How do desalination plants work?
Our planet is covered in water, but countries the world over struggle with drought because over 96 per cent of this precious liquid is found in the oceans and is therefore completely undrinkable.
Seawater is more than three per cent salt. If we try to consume it our kidneys go into overdrive, filtering out the excess sodium and passing it out as urine. But there’s a problem — drinking water straight from the ocean makes you more dehydrated than drinking nothing at all. Kidneys can’t make urine as salty as seawater, and to get rid of the salt from one glass you need to produce more than one glass of pee.

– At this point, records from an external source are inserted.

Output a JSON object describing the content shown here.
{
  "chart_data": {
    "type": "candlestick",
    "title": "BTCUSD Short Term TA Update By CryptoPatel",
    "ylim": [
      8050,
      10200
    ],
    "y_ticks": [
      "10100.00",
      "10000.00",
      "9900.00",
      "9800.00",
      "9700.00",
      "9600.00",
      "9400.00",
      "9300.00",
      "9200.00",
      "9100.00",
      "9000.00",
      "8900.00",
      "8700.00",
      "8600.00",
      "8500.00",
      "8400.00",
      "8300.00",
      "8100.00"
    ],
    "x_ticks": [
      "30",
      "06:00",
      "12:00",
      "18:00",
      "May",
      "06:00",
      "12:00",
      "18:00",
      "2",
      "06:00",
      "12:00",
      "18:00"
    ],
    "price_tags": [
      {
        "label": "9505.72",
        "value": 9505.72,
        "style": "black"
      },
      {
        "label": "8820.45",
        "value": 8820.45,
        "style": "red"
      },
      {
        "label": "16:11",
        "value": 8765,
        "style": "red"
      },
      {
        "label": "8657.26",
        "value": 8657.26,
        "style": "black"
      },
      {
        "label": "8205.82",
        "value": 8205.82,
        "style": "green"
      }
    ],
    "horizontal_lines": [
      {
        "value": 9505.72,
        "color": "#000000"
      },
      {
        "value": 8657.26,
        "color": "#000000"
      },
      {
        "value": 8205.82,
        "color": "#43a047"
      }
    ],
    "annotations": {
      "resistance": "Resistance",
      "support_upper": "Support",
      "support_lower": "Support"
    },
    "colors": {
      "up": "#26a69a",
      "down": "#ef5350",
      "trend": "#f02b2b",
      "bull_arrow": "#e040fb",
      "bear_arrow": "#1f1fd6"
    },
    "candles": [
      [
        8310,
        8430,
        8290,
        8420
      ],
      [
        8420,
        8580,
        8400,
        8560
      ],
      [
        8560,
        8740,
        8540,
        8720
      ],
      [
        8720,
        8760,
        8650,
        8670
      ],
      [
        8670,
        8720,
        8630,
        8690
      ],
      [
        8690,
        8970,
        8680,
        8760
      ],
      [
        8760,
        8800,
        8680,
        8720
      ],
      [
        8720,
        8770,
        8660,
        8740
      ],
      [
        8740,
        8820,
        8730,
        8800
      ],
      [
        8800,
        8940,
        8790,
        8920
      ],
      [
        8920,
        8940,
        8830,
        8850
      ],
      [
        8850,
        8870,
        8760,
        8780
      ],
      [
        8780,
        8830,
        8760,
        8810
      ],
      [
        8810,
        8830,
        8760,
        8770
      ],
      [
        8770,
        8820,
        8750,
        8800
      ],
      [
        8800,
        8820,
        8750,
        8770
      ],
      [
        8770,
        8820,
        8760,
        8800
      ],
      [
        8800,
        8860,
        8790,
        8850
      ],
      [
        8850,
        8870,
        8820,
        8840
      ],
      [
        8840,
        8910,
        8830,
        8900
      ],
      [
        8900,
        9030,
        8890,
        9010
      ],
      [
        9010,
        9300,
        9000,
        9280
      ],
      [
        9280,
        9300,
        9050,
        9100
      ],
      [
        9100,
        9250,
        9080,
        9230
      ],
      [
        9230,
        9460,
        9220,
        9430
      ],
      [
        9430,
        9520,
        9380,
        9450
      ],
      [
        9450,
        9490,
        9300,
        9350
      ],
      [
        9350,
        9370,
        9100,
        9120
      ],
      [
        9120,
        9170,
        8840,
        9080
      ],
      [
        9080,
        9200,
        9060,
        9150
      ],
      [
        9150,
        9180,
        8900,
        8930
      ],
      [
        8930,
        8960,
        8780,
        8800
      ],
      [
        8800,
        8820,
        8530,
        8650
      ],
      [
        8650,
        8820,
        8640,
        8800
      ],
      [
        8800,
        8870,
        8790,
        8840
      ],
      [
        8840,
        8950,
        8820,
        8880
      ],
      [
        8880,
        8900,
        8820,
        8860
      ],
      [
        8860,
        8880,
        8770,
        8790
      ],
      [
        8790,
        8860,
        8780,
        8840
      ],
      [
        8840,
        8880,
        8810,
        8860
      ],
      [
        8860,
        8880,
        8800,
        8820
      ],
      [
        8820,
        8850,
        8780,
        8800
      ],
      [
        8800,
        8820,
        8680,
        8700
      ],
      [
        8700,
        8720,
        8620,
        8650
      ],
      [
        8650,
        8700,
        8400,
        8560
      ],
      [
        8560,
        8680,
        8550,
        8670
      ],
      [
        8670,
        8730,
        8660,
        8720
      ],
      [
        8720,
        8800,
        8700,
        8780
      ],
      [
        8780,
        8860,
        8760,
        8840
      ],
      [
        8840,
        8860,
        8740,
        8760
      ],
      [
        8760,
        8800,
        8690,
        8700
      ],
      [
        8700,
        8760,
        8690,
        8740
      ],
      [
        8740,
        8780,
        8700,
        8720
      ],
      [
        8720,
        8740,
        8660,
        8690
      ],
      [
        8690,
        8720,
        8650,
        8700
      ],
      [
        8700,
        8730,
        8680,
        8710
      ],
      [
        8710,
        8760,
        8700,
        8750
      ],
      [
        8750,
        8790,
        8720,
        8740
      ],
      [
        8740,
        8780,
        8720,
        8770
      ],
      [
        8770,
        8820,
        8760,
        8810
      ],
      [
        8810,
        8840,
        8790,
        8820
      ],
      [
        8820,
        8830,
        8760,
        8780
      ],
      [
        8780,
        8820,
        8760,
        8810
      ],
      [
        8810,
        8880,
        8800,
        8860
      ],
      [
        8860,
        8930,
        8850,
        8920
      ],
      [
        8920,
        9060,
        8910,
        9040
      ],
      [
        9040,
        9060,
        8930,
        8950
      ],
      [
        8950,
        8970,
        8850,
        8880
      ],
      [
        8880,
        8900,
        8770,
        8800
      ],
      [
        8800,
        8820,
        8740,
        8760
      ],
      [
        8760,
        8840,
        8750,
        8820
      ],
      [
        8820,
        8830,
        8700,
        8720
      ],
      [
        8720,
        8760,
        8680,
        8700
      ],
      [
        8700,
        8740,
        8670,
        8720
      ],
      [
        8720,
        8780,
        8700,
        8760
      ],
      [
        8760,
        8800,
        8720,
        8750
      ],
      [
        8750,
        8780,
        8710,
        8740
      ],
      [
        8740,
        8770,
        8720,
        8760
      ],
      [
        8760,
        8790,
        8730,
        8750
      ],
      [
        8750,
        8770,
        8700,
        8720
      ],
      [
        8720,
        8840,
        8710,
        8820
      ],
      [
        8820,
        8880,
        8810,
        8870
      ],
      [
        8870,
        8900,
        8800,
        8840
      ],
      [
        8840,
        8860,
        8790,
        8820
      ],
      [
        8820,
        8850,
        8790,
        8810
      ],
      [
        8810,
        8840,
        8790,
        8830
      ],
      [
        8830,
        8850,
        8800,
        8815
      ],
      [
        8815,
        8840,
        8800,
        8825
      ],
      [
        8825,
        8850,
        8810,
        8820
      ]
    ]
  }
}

The solution is desalination, a process that removes salt from seawater to make it drinkable, either using a boiling technique called multistage flash or a filtration method known as reverse osmosis.
Multi-stage flash uses the same principle as a solar still: as water boils, pure vapour evaporates, leaving salt crystals behind. The vapour can then be collected, condensed and used for drinking.
Reverse osmosis filters the water to remove the salt, putting the liquid under high pressure against a membrane that only allows the water molecules to pass. Water is forced across, leaving a salty brine on one side of the membrane and clean water on the other.
According to the International Desalination Association, there are now more than 18,000 desalination plants worldwide, supplying over 86 billion litres of water to 300 million people in more than 150 countries every day.